Ante la contundencia de sus palabras no tuve más que recordar rápidamente la historia de mi guión y comenzar a contárselo de principio a fin. Terminé mi relato exahusto, bebí de mi cerveza y de nuevo reinó el silencio en la mesa. No era capaz de preguntarle cómo le había parecido y ofuscado por su silencio, decidí marcharme. Me puse de pie para despedirme y él levantó la mirada y me dijo: “Usted no se puede ir”. Asombrado ante sus palabras sonreí mientras le preguntaba: “¿Y por qué?”. “En mi casa lo están esperando. Yo prometí que lo llevaría”. “¿Y para qué?”, le pregunté intrigado. “Ellos quieren escuchar la historia de “El Gran Sadini”, me dijo. “Y qué les voy a decir, si usted no me ha contado casi nada”, le repuse. “Cuénteles la historia de su guión”, me dijo secamente. Al escuchar sus palabras sonreí complacido y me senté. Estaba consciente que a partir de ese momento la historia del “El Gran Sadini”, era la que yo había escrito en mi guión.
Para hacer tiempo nos tomamos una cerveza más y luego salimos en su “Ranger” hacia “Las Trasversales”. Llegamos a un edificio, subimos en ascensor y entramos al apartamento. Primero salió su esposa, una mujer bonita, todavía joven que sonreía un poco nerviosa; luego apareció su hijo, un joven de unos veinte años y la hija un poco mayor. Nos sentamos en una sala de color mandarina, ellos en el sofá y yo en un sillón. El abrió una botella de “Dimple” y comencé a contar la historia de El Gran Sadini mientras bebíamos y brindábamos de cuando en cuando. Interrumpido al principio por algunas preguntas de su esposa e hijos, y al final por lágrimas y abrazos que nos dábamos, emocionados de haber podido levantar el silencio familiar que pesaba sobre la historia.

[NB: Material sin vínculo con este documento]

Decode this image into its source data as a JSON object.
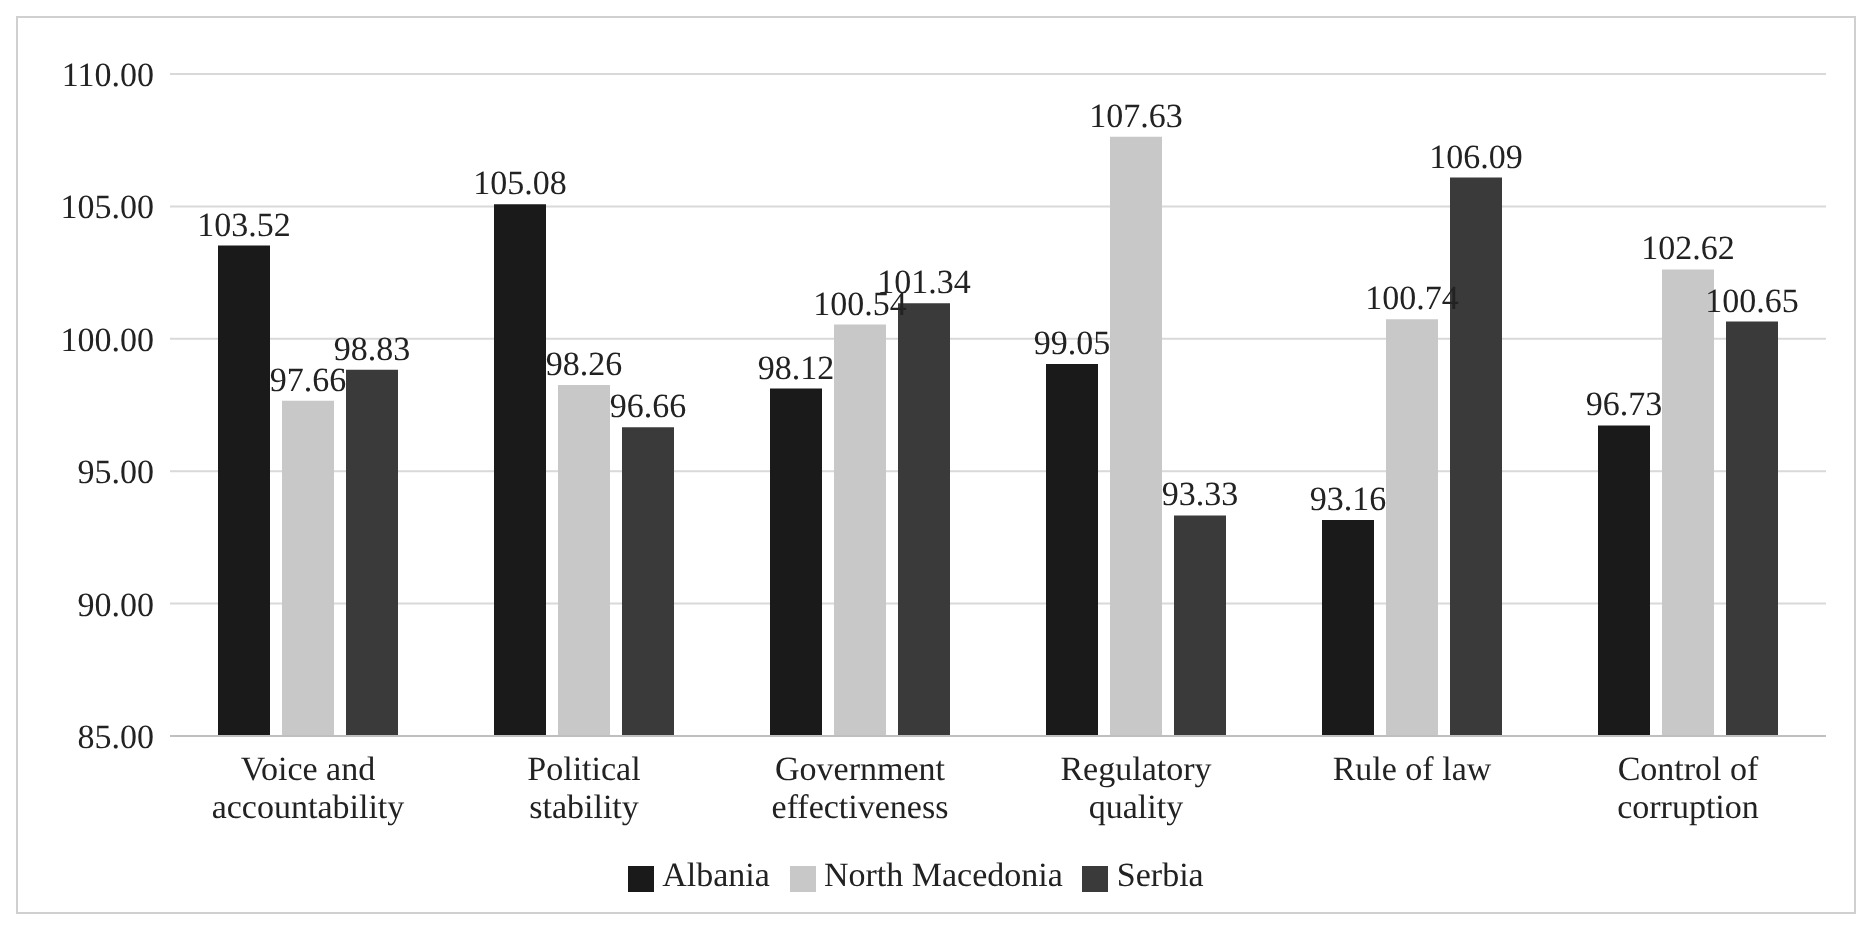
{
  "chart_data": {
    "type": "bar",
    "categories": [
      "Voice and accountability",
      "Political stability",
      "Government effectiveness",
      "Regulatory quality",
      "Rule of law",
      "Control of corruption"
    ],
    "series": [
      {
        "name": "Albania",
        "color": "#1a1a1a",
        "values": [
          103.52,
          105.08,
          98.12,
          99.05,
          93.16,
          96.73
        ]
      },
      {
        "name": "North Macedonia",
        "color": "#c8c8c8",
        "values": [
          97.66,
          98.26,
          100.54,
          107.63,
          100.74,
          102.62
        ]
      },
      {
        "name": "Serbia",
        "color": "#3a3a3a",
        "values": [
          98.83,
          96.66,
          101.34,
          93.33,
          106.09,
          100.65
        ]
      }
    ],
    "ylim": [
      85,
      110
    ],
    "yticks": [
      {
        "value": 85,
        "label": "85.00"
      },
      {
        "value": 90,
        "label": "90.00"
      },
      {
        "value": 95,
        "label": "95.00"
      },
      {
        "value": 100,
        "label": "100.00"
      },
      {
        "value": 105,
        "label": "105.00"
      },
      {
        "value": 110,
        "label": "110.00"
      }
    ],
    "grid": "y",
    "legend": "bottom",
    "data_labels": true
  }
}
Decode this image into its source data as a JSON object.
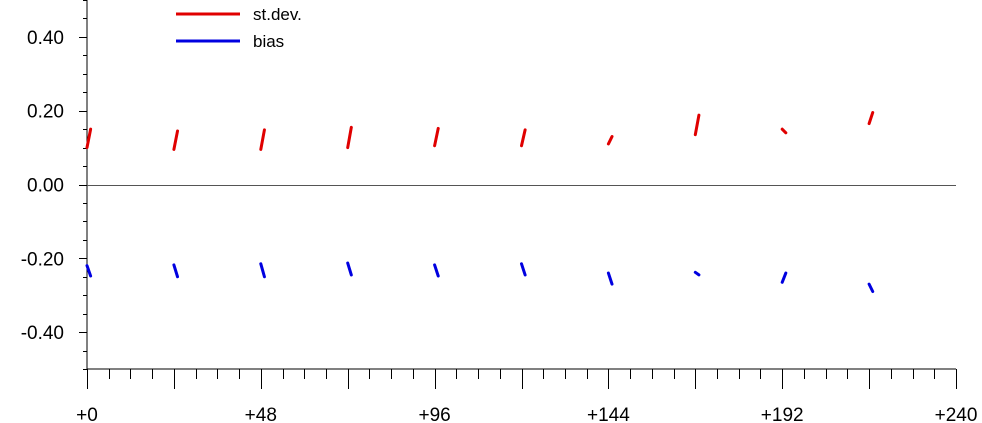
{
  "chart_data": {
    "type": "line",
    "title": "",
    "xlabel": "",
    "ylabel": "",
    "xlim": [
      0,
      240
    ],
    "ylim": [
      -0.5,
      0.5
    ],
    "x_ticks": [
      0,
      48,
      96,
      144,
      192,
      240
    ],
    "x_tick_labels": [
      "+0",
      "+48",
      "+96",
      "+144",
      "+192",
      "+240"
    ],
    "y_ticks": [
      -0.4,
      -0.2,
      0.0,
      0.2,
      0.4
    ],
    "y_tick_labels": [
      "-0.40",
      "-0.20",
      "0.00",
      "0.20",
      "0.40"
    ],
    "zero_line": true,
    "grid": false,
    "legend_position": "top-left",
    "series": [
      {
        "name": "st.dev.",
        "color": "#e00000",
        "segments": [
          {
            "x": [
              0,
              1
            ],
            "y": [
              0.1,
              0.15
            ]
          },
          {
            "x": [
              24,
              25
            ],
            "y": [
              0.095,
              0.145
            ]
          },
          {
            "x": [
              48,
              49
            ],
            "y": [
              0.095,
              0.148
            ]
          },
          {
            "x": [
              72,
              73
            ],
            "y": [
              0.1,
              0.155
            ]
          },
          {
            "x": [
              96,
              97
            ],
            "y": [
              0.105,
              0.152
            ]
          },
          {
            "x": [
              120,
              121
            ],
            "y": [
              0.105,
              0.148
            ]
          },
          {
            "x": [
              144,
              145
            ],
            "y": [
              0.11,
              0.13
            ]
          },
          {
            "x": [
              168,
              169
            ],
            "y": [
              0.135,
              0.188
            ]
          },
          {
            "x": [
              192,
              193
            ],
            "y": [
              0.15,
              0.14
            ]
          },
          {
            "x": [
              216,
              217
            ],
            "y": [
              0.165,
              0.195
            ]
          }
        ]
      },
      {
        "name": "bias",
        "color": "#0000e0",
        "segments": [
          {
            "x": [
              0,
              1
            ],
            "y": [
              -0.22,
              -0.248
            ]
          },
          {
            "x": [
              24,
              25
            ],
            "y": [
              -0.218,
              -0.25
            ]
          },
          {
            "x": [
              48,
              49
            ],
            "y": [
              -0.215,
              -0.25
            ]
          },
          {
            "x": [
              72,
              73
            ],
            "y": [
              -0.213,
              -0.245
            ]
          },
          {
            "x": [
              96,
              97
            ],
            "y": [
              -0.218,
              -0.248
            ]
          },
          {
            "x": [
              120,
              121
            ],
            "y": [
              -0.215,
              -0.245
            ]
          },
          {
            "x": [
              144,
              145
            ],
            "y": [
              -0.24,
              -0.27
            ]
          },
          {
            "x": [
              168,
              169
            ],
            "y": [
              -0.238,
              -0.245
            ]
          },
          {
            "x": [
              192,
              193
            ],
            "y": [
              -0.265,
              -0.24
            ]
          },
          {
            "x": [
              216,
              217
            ],
            "y": [
              -0.27,
              -0.29
            ]
          }
        ]
      }
    ]
  }
}
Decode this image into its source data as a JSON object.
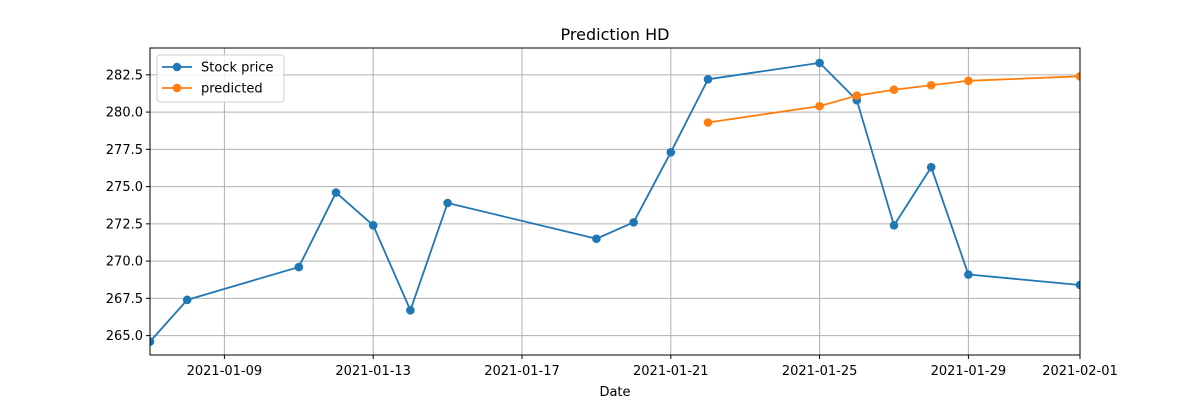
{
  "chart_data": {
    "type": "line",
    "title": "Prediction HD",
    "xlabel": "Date",
    "ylabel": "",
    "xlim": [
      "2021-01-07",
      "2021-02-01"
    ],
    "ylim": [
      263.7,
      284.3
    ],
    "x_ticks": [
      "2021-01-09",
      "2021-01-13",
      "2021-01-17",
      "2021-01-21",
      "2021-01-25",
      "2021-01-29",
      "2021-02-01"
    ],
    "y_ticks": [
      265.0,
      267.5,
      270.0,
      272.5,
      275.0,
      277.5,
      280.0,
      282.5
    ],
    "y_tick_labels": [
      "265.0",
      "267.5",
      "270.0",
      "272.5",
      "275.0",
      "277.5",
      "280.0",
      "282.5"
    ],
    "grid": true,
    "legend_position": "top-left",
    "series": [
      {
        "name": "Stock price",
        "color": "#1f77b4",
        "marker": "circle",
        "x": [
          "2021-01-07",
          "2021-01-08",
          "2021-01-11",
          "2021-01-12",
          "2021-01-13",
          "2021-01-14",
          "2021-01-15",
          "2021-01-19",
          "2021-01-20",
          "2021-01-21",
          "2021-01-22",
          "2021-01-25",
          "2021-01-26",
          "2021-01-27",
          "2021-01-28",
          "2021-01-29",
          "2021-02-01"
        ],
        "values": [
          264.6,
          267.4,
          269.6,
          274.6,
          272.4,
          266.7,
          273.9,
          271.5,
          272.6,
          277.3,
          282.2,
          283.3,
          280.8,
          272.4,
          276.3,
          269.1,
          268.4
        ]
      },
      {
        "name": "predicted",
        "color": "#ff7f0e",
        "marker": "circle",
        "x": [
          "2021-01-22",
          "2021-01-25",
          "2021-01-26",
          "2021-01-27",
          "2021-01-28",
          "2021-01-29",
          "2021-02-01"
        ],
        "values": [
          279.3,
          280.4,
          281.1,
          281.5,
          281.8,
          282.1,
          282.4
        ]
      }
    ]
  }
}
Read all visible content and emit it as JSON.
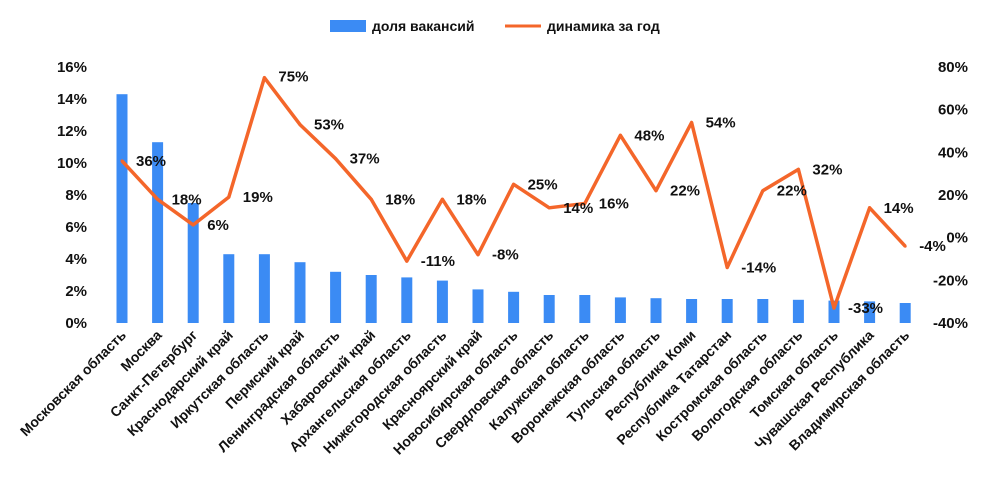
{
  "chart_data": {
    "type": "bar+line",
    "categories": [
      "Московская область",
      "Москва",
      "Санкт-Петербург",
      "Краснодарский край",
      "Иркутская область",
      "Пермский край",
      "Ленинградская область",
      "Хабаровский край",
      "Архангельская область",
      "Нижегородская область",
      "Красноярский край",
      "Новосибирская область",
      "Свердловская область",
      "Калужская область",
      "Воронежская область",
      "Тульская область",
      "Республика Коми",
      "Республика Татарстан",
      "Костромская область",
      "Вологодская область",
      "Томская область",
      "Чувашская Республика",
      "Владимирская область"
    ],
    "series": [
      {
        "name": "доля вакансий",
        "type": "bar",
        "axis": "left",
        "color": "#3b8bf4",
        "values": [
          14.3,
          11.3,
          7.5,
          4.3,
          4.3,
          3.8,
          3.2,
          3.0,
          2.85,
          2.65,
          2.1,
          1.95,
          1.75,
          1.75,
          1.6,
          1.55,
          1.5,
          1.5,
          1.5,
          1.45,
          1.4,
          1.35,
          1.25
        ]
      },
      {
        "name": "динамика за год",
        "type": "line",
        "axis": "right",
        "color": "#f4662a",
        "values": [
          36,
          18,
          6,
          19,
          75,
          53,
          37,
          18,
          -11,
          18,
          -8,
          25,
          14,
          16,
          48,
          22,
          54,
          -14,
          22,
          32,
          -33,
          14,
          -4
        ],
        "labels": [
          "36%",
          "18%",
          "6%",
          "19%",
          "75%",
          "53%",
          "37%",
          "18%",
          "-11%",
          "18%",
          "-8%",
          "25%",
          "14%",
          "16%",
          "48%",
          "22%",
          "54%",
          "-14%",
          "22%",
          "32%",
          "-33%",
          "14%",
          "-4%"
        ]
      }
    ],
    "left_axis": {
      "ticks": [
        "0%",
        "2%",
        "4%",
        "6%",
        "8%",
        "10%",
        "12%",
        "14%",
        "16%"
      ],
      "ylim": [
        0,
        16
      ]
    },
    "right_axis": {
      "ticks": [
        "-40%",
        "-20%",
        "0%",
        "20%",
        "40%",
        "60%",
        "80%"
      ],
      "ylim": [
        -40,
        80
      ]
    },
    "legend_position": "top-center",
    "grid": false
  }
}
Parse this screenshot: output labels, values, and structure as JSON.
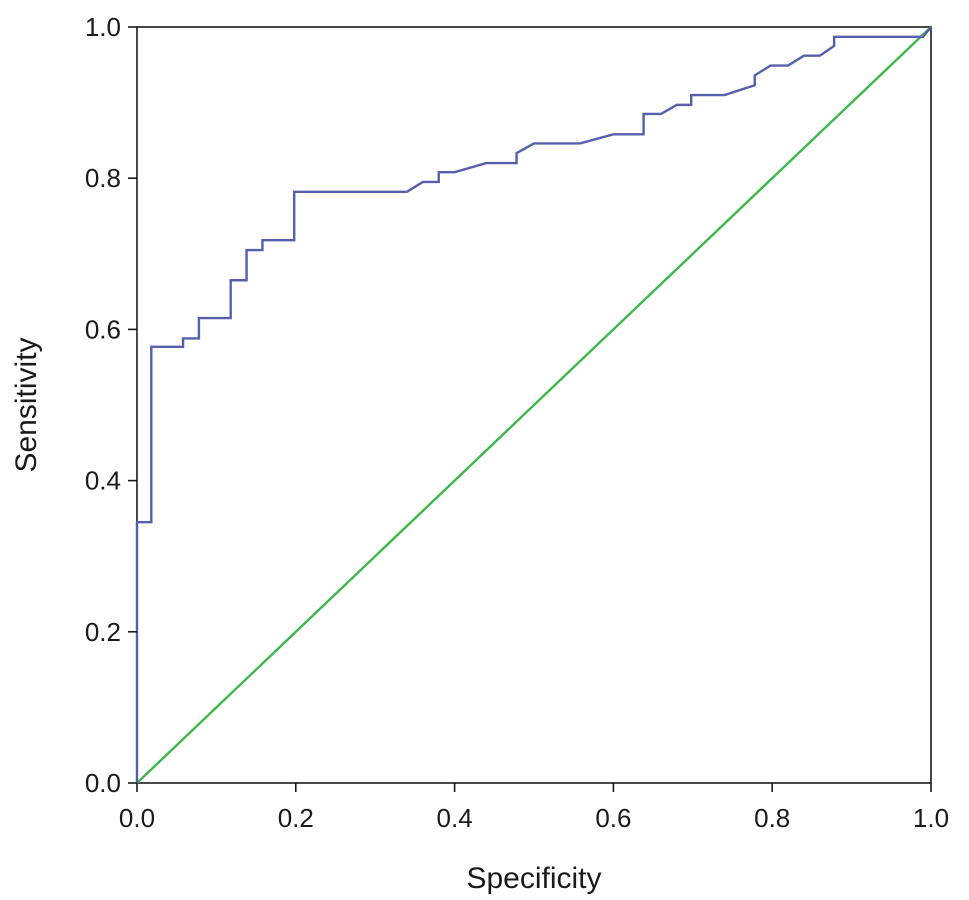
{
  "chart_data": {
    "type": "line",
    "title": "",
    "xlabel": "Specificity",
    "ylabel": "Sensitivity",
    "xlim": [
      0,
      1
    ],
    "ylim": [
      0,
      1
    ],
    "x_ticks": [
      "0.0",
      "0.2",
      "0.4",
      "0.6",
      "0.8",
      "1.0"
    ],
    "y_ticks": [
      "0.0",
      "0.2",
      "0.4",
      "0.6",
      "0.8",
      "1.0"
    ],
    "grid": false,
    "legend": "none",
    "series": [
      {
        "color": "#5560ac",
        "step": true,
        "points": [
          [
            0.0,
            0.0
          ],
          [
            0.0,
            0.345
          ],
          [
            0.018,
            0.345
          ],
          [
            0.018,
            0.577
          ],
          [
            0.058,
            0.577
          ],
          [
            0.058,
            0.588
          ],
          [
            0.078,
            0.588
          ],
          [
            0.078,
            0.615
          ],
          [
            0.118,
            0.615
          ],
          [
            0.118,
            0.665
          ],
          [
            0.138,
            0.665
          ],
          [
            0.138,
            0.705
          ],
          [
            0.158,
            0.705
          ],
          [
            0.158,
            0.718
          ],
          [
            0.198,
            0.718
          ],
          [
            0.198,
            0.782
          ],
          [
            0.34,
            0.782
          ],
          [
            0.36,
            0.795
          ],
          [
            0.38,
            0.795
          ],
          [
            0.38,
            0.808
          ],
          [
            0.4,
            0.808
          ],
          [
            0.44,
            0.82
          ],
          [
            0.478,
            0.82
          ],
          [
            0.478,
            0.833
          ],
          [
            0.5,
            0.846
          ],
          [
            0.558,
            0.846
          ],
          [
            0.6,
            0.858
          ],
          [
            0.638,
            0.858
          ],
          [
            0.638,
            0.885
          ],
          [
            0.66,
            0.885
          ],
          [
            0.68,
            0.897
          ],
          [
            0.698,
            0.897
          ],
          [
            0.698,
            0.91
          ],
          [
            0.74,
            0.91
          ],
          [
            0.778,
            0.923
          ],
          [
            0.778,
            0.936
          ],
          [
            0.798,
            0.949
          ],
          [
            0.82,
            0.949
          ],
          [
            0.84,
            0.962
          ],
          [
            0.86,
            0.962
          ],
          [
            0.878,
            0.975
          ],
          [
            0.878,
            0.987
          ],
          [
            0.99,
            0.987
          ],
          [
            1.0,
            1.0
          ]
        ]
      },
      {
        "color": "#3cb84a",
        "step": false,
        "points": [
          [
            0.0,
            0.0
          ],
          [
            1.0,
            1.0
          ]
        ]
      }
    ]
  },
  "colors": {
    "roc_curve": "#5560ac",
    "reference_line": "#3cb84a",
    "axis": "#1a1a1a"
  }
}
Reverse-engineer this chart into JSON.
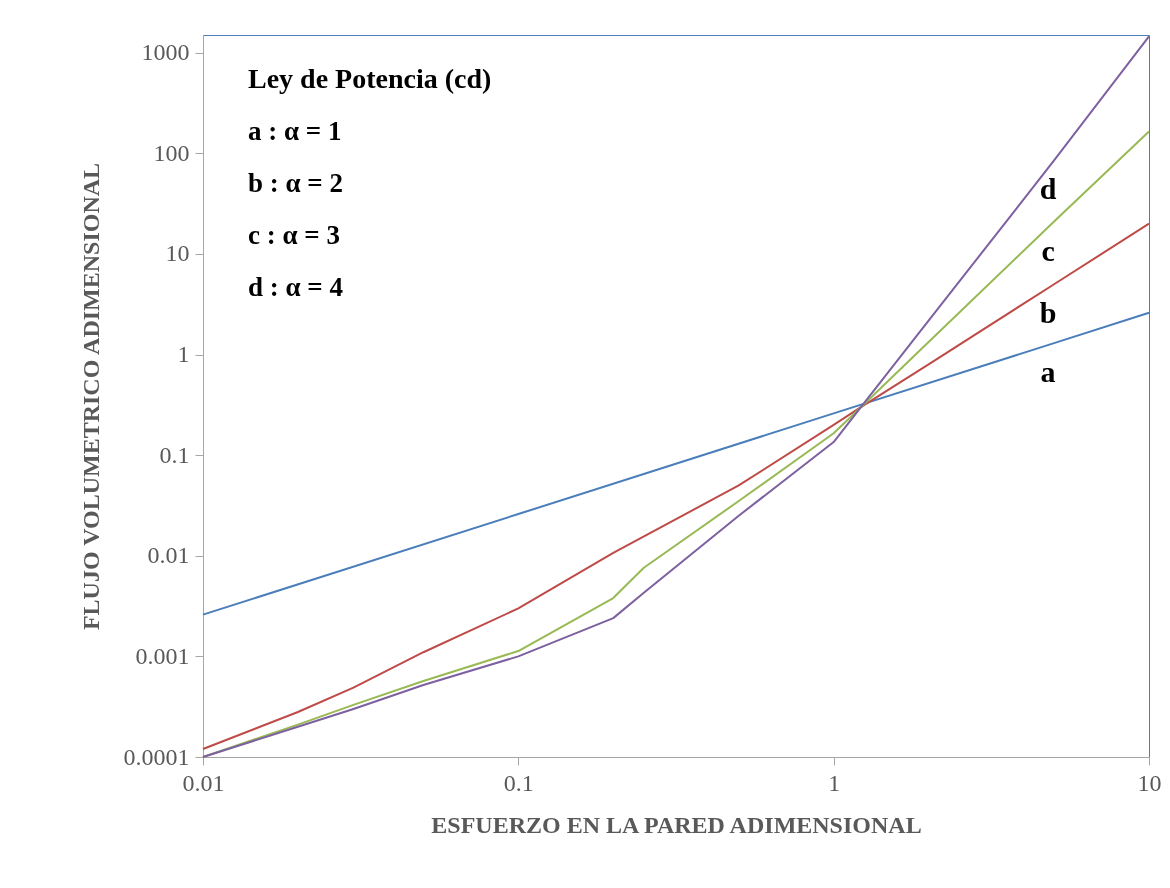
{
  "chart_data": {
    "type": "line",
    "xlabel": "ESFUERZO EN LA PARED ADIMENSIONAL",
    "ylabel": "FLUJO VOLUMETRICO ADIMENSIONAL",
    "log": "xy",
    "xlim": [
      0.01,
      10
    ],
    "xticks": [
      0.01,
      0.1,
      1,
      10
    ],
    "ylim": [
      0.0001,
      1500
    ],
    "yticks": [
      0.0001,
      0.001,
      0.01,
      0.1,
      1,
      10,
      100,
      1000
    ],
    "annotations": [
      "Ley de Potencia (cd)",
      "a : α = 1",
      "b : α = 2",
      "c : α = 3",
      "d : α = 4"
    ],
    "series": [
      {
        "name": "a",
        "color": "#4a7ebb",
        "x": [
          0.01,
          0.1,
          1,
          5,
          10
        ],
        "values": [
          0.0026,
          0.026,
          0.26,
          1.3,
          2.6
        ]
      },
      {
        "name": "b",
        "color": "#be4b48",
        "x": [
          0.01,
          0.02,
          0.03,
          0.05,
          0.1,
          0.2,
          0.5,
          1,
          1.22,
          2,
          5,
          10
        ],
        "values": [
          0.00012,
          0.00028,
          0.00049,
          0.0011,
          0.003,
          0.0107,
          0.05,
          0.2,
          0.3,
          0.8,
          5,
          20
        ]
      },
      {
        "name": "c",
        "color": "#98b954",
        "x": [
          0.01,
          0.02,
          0.03,
          0.05,
          0.1,
          0.2,
          0.25,
          0.5,
          1,
          1.22,
          2,
          5,
          10
        ],
        "values": [
          0.0001,
          0.00021,
          0.00033,
          0.00057,
          0.00113,
          0.0038,
          0.0076,
          0.035,
          0.165,
          0.3,
          1.33,
          21,
          165
        ]
      },
      {
        "name": "d",
        "color": "#7d60a0",
        "x": [
          0.01,
          0.02,
          0.03,
          0.05,
          0.1,
          0.2,
          0.25,
          0.5,
          1,
          1.22,
          2,
          5,
          10
        ],
        "values": [
          0.0001,
          0.0002,
          0.0003,
          0.00052,
          0.001,
          0.0024,
          0.0043,
          0.025,
          0.135,
          0.3,
          2.17,
          85,
          1450
        ]
      }
    ]
  }
}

Recuerdo que cuando terminé, el hijo aún incrédulo le preguntaba a su padre: “Papi, verdad, tú fuiste El Gran Sadini?” Leonidas, simplemente afirmaba con su cabeza mientras sonreía contento con lo ocurrido.
Miré la botella de whisky y estaba casi vacía, entonces le pedí a Leonidas que me bajara a la avenida del Poblado. Antes de entrar al taxi, levanté la mirada pero tal vez por el resplandor de las luces de la Ranger, no vi a nadie, agite mi mano y entré al taxi en el preciso momento en que El Gran Sadini se marchaba.
Por motivos profesionales yo había perdido mi interés en el tema, pero luego de la cita, lo volví a recuperar.